An eruption of sound now comes from the other side. Branches break, crack, and snap as they crash through the forest, retreating from the explosions. The volume increases as they get closer to where I am stationed, and the nightly symphony reaches its crescendo before they suddenly stop. The forest is silent. Fixed on the spot where the noise ceased, my eyes strain pointlessly to see into the darkness. I am a safe distance away, armed with my headlamp, and desperate to identify what great force caused this chaos. I hold my breath, feel for the button on my headlamp, and illuminate the forest edge. I’m not met with a criminal, an intruder, or “the enemy” — but a herd of Asian elephants.
This is human-elephant conflict (HEC). There are no winners, only losers, and both sides suffer similarly and equally because of it.
In the Thai regions where I work, elephants push down “permanent” barriers, drag logs onto electric fences to cross without getting shocked, change their routes to avoid passing motion sensored alarms, and slowly fill deep trenches with dirt, then work together to cross, leaving no member of the herd behind. While barriers and obstacles may be effective initially, they do not address the reason why the elephants are venturing into human-dominated landscapes in the first place. As the number of HEC hotspots rises in Thailand, sustainable solutions that benefit both humans and elephants are urgently needed.
With our team at Bring The Elephant Home and as part of my master’s research with Miami University, we’re investigating whether planting alternative crops can minimize the economic impact from crop depredation. We’ve called it the Tom Yum project, as many of the ingredients of Thailand’s famous tom yum soup - lemongrass, chili, lime, galangal - happen to be unpalatable to elephants. The community members involved with the Tom Yum project inspire me every day as they brainstorm and develop new crop species to trial, new organic farming techniques to implement, and new products to create. Many might think these farmers would sooner wish the elephants were gone than accept having to change their own practices and behaviour, but this community is driven by a shared vision of coexistence between humans and elephants.
I can’t imagine a world without elephants — an internationally admired symbol of strength, wealth, and wisdom. A life without elephants does not only mean these remarkable creatures would disappear from Asia’s lush forests and Africa’s vast savannas.
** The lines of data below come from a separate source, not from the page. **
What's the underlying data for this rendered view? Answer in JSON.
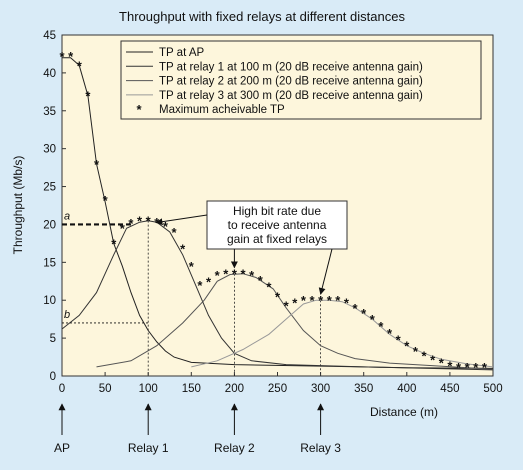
{
  "chart_data": {
    "type": "line",
    "title": "Throughput with fixed relays at different distances",
    "xlabel": "Distance (m)",
    "ylabel": "Throughput (Mb/s)",
    "xlim": [
      0,
      500
    ],
    "ylim": [
      0,
      45
    ],
    "xticks": [
      0,
      50,
      100,
      150,
      200,
      250,
      300,
      350,
      400,
      450,
      500
    ],
    "yticks": [
      0,
      5,
      10,
      15,
      20,
      25,
      30,
      35,
      40,
      45
    ],
    "grid": false,
    "legend_position": "top-right",
    "background": "#fdf6dc",
    "outer_background": "#d9ebf7",
    "series": [
      {
        "name": "TP at AP",
        "style": "line",
        "color": "#222222",
        "points": [
          [
            0,
            42
          ],
          [
            10,
            42
          ],
          [
            20,
            41
          ],
          [
            30,
            37
          ],
          [
            40,
            28
          ],
          [
            50,
            23
          ],
          [
            60,
            17.5
          ],
          [
            70,
            14.5
          ],
          [
            80,
            11
          ],
          [
            90,
            8
          ],
          [
            100,
            6
          ],
          [
            110,
            4.5
          ],
          [
            120,
            3.3
          ],
          [
            130,
            2.5
          ],
          [
            150,
            1.8
          ],
          [
            200,
            1.5
          ],
          [
            300,
            1.3
          ],
          [
            400,
            1.1
          ],
          [
            500,
            1.0
          ]
        ]
      },
      {
        "name": "TP at relay 1 at 100 m (20 dB receive antenna gain)",
        "style": "line",
        "color": "#333333",
        "points": [
          [
            0,
            6.2
          ],
          [
            20,
            8
          ],
          [
            40,
            11
          ],
          [
            60,
            16
          ],
          [
            75,
            19.5
          ],
          [
            90,
            20.3
          ],
          [
            100,
            20.5
          ],
          [
            110,
            20.3
          ],
          [
            125,
            19
          ],
          [
            140,
            16
          ],
          [
            155,
            12
          ],
          [
            170,
            8
          ],
          [
            185,
            5
          ],
          [
            200,
            3
          ],
          [
            220,
            2
          ],
          [
            260,
            1.5
          ],
          [
            350,
            1.2
          ],
          [
            500,
            0.8
          ]
        ]
      },
      {
        "name": "TP at relay 2 at 200 m (20 dB receive antenna gain)",
        "style": "line",
        "color": "#555555",
        "points": [
          [
            40,
            1.2
          ],
          [
            80,
            2
          ],
          [
            110,
            4
          ],
          [
            140,
            7
          ],
          [
            165,
            10
          ],
          [
            180,
            12.5
          ],
          [
            195,
            13.4
          ],
          [
            210,
            13.5
          ],
          [
            225,
            13
          ],
          [
            245,
            11.5
          ],
          [
            260,
            9
          ],
          [
            280,
            6
          ],
          [
            300,
            4
          ],
          [
            320,
            3
          ],
          [
            340,
            2.3
          ],
          [
            380,
            1.7
          ],
          [
            500,
            0.9
          ]
        ]
      },
      {
        "name": "TP at relay 3 at 300 m (20 dB receive antenna gain)",
        "style": "line",
        "color": "#999999",
        "points": [
          [
            150,
            1.2
          ],
          [
            180,
            2
          ],
          [
            210,
            3.5
          ],
          [
            240,
            5.5
          ],
          [
            265,
            8
          ],
          [
            280,
            9.5
          ],
          [
            295,
            10
          ],
          [
            310,
            10
          ],
          [
            325,
            9.8
          ],
          [
            340,
            9
          ],
          [
            360,
            7.5
          ],
          [
            380,
            5.5
          ],
          [
            400,
            4
          ],
          [
            420,
            3
          ],
          [
            440,
            2.2
          ],
          [
            470,
            1.6
          ],
          [
            500,
            1.2
          ]
        ]
      },
      {
        "name": "Maximum acheivable TP",
        "style": "markers",
        "marker": "*",
        "color": "#111111",
        "points": [
          [
            0,
            42.2
          ],
          [
            10,
            42.2
          ],
          [
            20,
            41
          ],
          [
            30,
            37
          ],
          [
            40,
            28
          ],
          [
            50,
            23.2
          ],
          [
            60,
            17.5
          ],
          [
            70,
            19.5
          ],
          [
            80,
            20.2
          ],
          [
            90,
            20.5
          ],
          [
            100,
            20.5
          ],
          [
            110,
            20.3
          ],
          [
            120,
            19.8
          ],
          [
            130,
            19
          ],
          [
            140,
            16.8
          ],
          [
            150,
            14.5
          ],
          [
            160,
            12
          ],
          [
            170,
            12.5
          ],
          [
            180,
            13.3
          ],
          [
            190,
            13.5
          ],
          [
            200,
            13.5
          ],
          [
            210,
            13.5
          ],
          [
            220,
            13.3
          ],
          [
            230,
            12.7
          ],
          [
            240,
            11.8
          ],
          [
            250,
            10.5
          ],
          [
            260,
            9.3
          ],
          [
            270,
            9.7
          ],
          [
            280,
            10
          ],
          [
            290,
            10
          ],
          [
            300,
            10
          ],
          [
            310,
            10
          ],
          [
            320,
            10
          ],
          [
            330,
            9.7
          ],
          [
            340,
            9
          ],
          [
            350,
            8.3
          ],
          [
            360,
            7.5
          ],
          [
            370,
            6.6
          ],
          [
            380,
            5.7
          ],
          [
            390,
            4.8
          ],
          [
            400,
            4
          ],
          [
            410,
            3.3
          ],
          [
            420,
            2.7
          ],
          [
            430,
            2.2
          ],
          [
            440,
            1.8
          ],
          [
            450,
            1.4
          ],
          [
            460,
            1.2
          ],
          [
            470,
            1.2
          ],
          [
            480,
            1.2
          ],
          [
            490,
            1.2
          ]
        ]
      }
    ],
    "annotations": {
      "callout_lines": [
        "High bit rate due",
        "to receive antenna",
        "gain at fixed relays"
      ],
      "label_a": "a",
      "label_a_y": 20,
      "label_b": "b",
      "label_b_y": 7,
      "vertical_guides_x": [
        100,
        200,
        300
      ],
      "callout_arrow_targets": [
        [
          100,
          20.5
        ],
        [
          200,
          13.5
        ],
        [
          300,
          10
        ]
      ]
    },
    "positions": [
      {
        "label": "AP",
        "x": 0
      },
      {
        "label": "Relay 1",
        "x": 100
      },
      {
        "label": "Relay 2",
        "x": 200
      },
      {
        "label": "Relay 3",
        "x": 300
      }
    ]
  }
}
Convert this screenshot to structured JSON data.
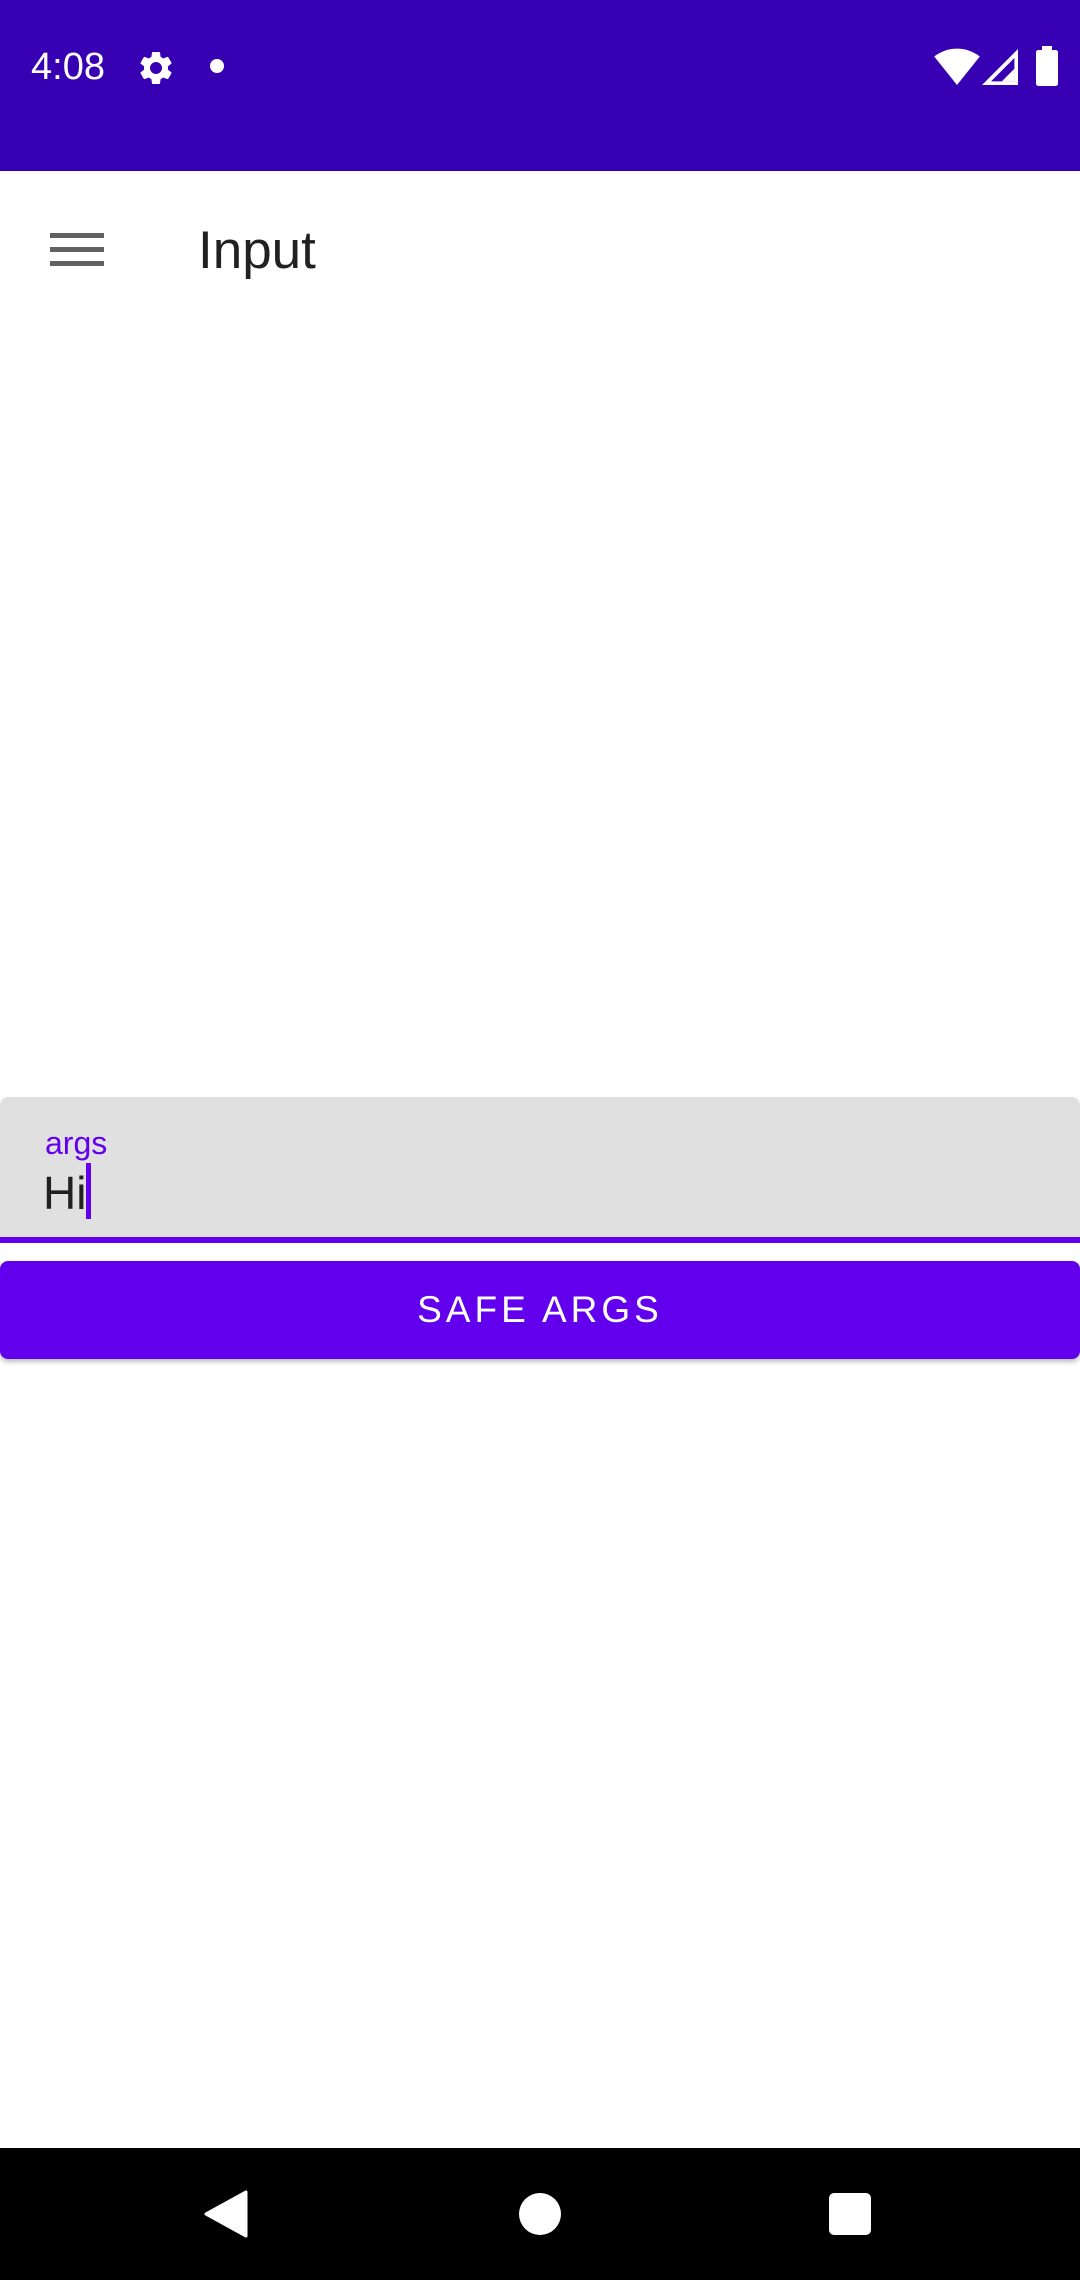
{
  "status_bar": {
    "time": "4:08",
    "icons": [
      "gear-icon",
      "notification-dot-icon",
      "wifi-icon",
      "cellular-signal-icon",
      "battery-icon"
    ],
    "background_color": "#3700b3"
  },
  "app_bar": {
    "title": "Input",
    "menu_icon": "hamburger-menu-icon"
  },
  "form": {
    "field_label": "args",
    "field_value": "Hi",
    "button_label": "SAFE ARGS",
    "accent_color": "#6200ee",
    "field_background": "#e0e0e0"
  },
  "nav_bar": {
    "icons": [
      "back-icon",
      "home-icon",
      "recents-icon"
    ]
  }
}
Elephants are everywhere, from national flags to souvenir stands, corporate logos to cartoon characters, religious scriptures to the heart of every young student and volunteer who has told me that elephants are their favourite animal. Somehow, losing elephants means losing something bigger than the world’s biggest land mammal. I cannot think of anything else to which I would rather dedicate my life, than hearing the nightly symphony, uninterrupted by explosions, feeling peace throughout a former conflict zone, and seeing human-elephant conflict become human-elephant coexistence.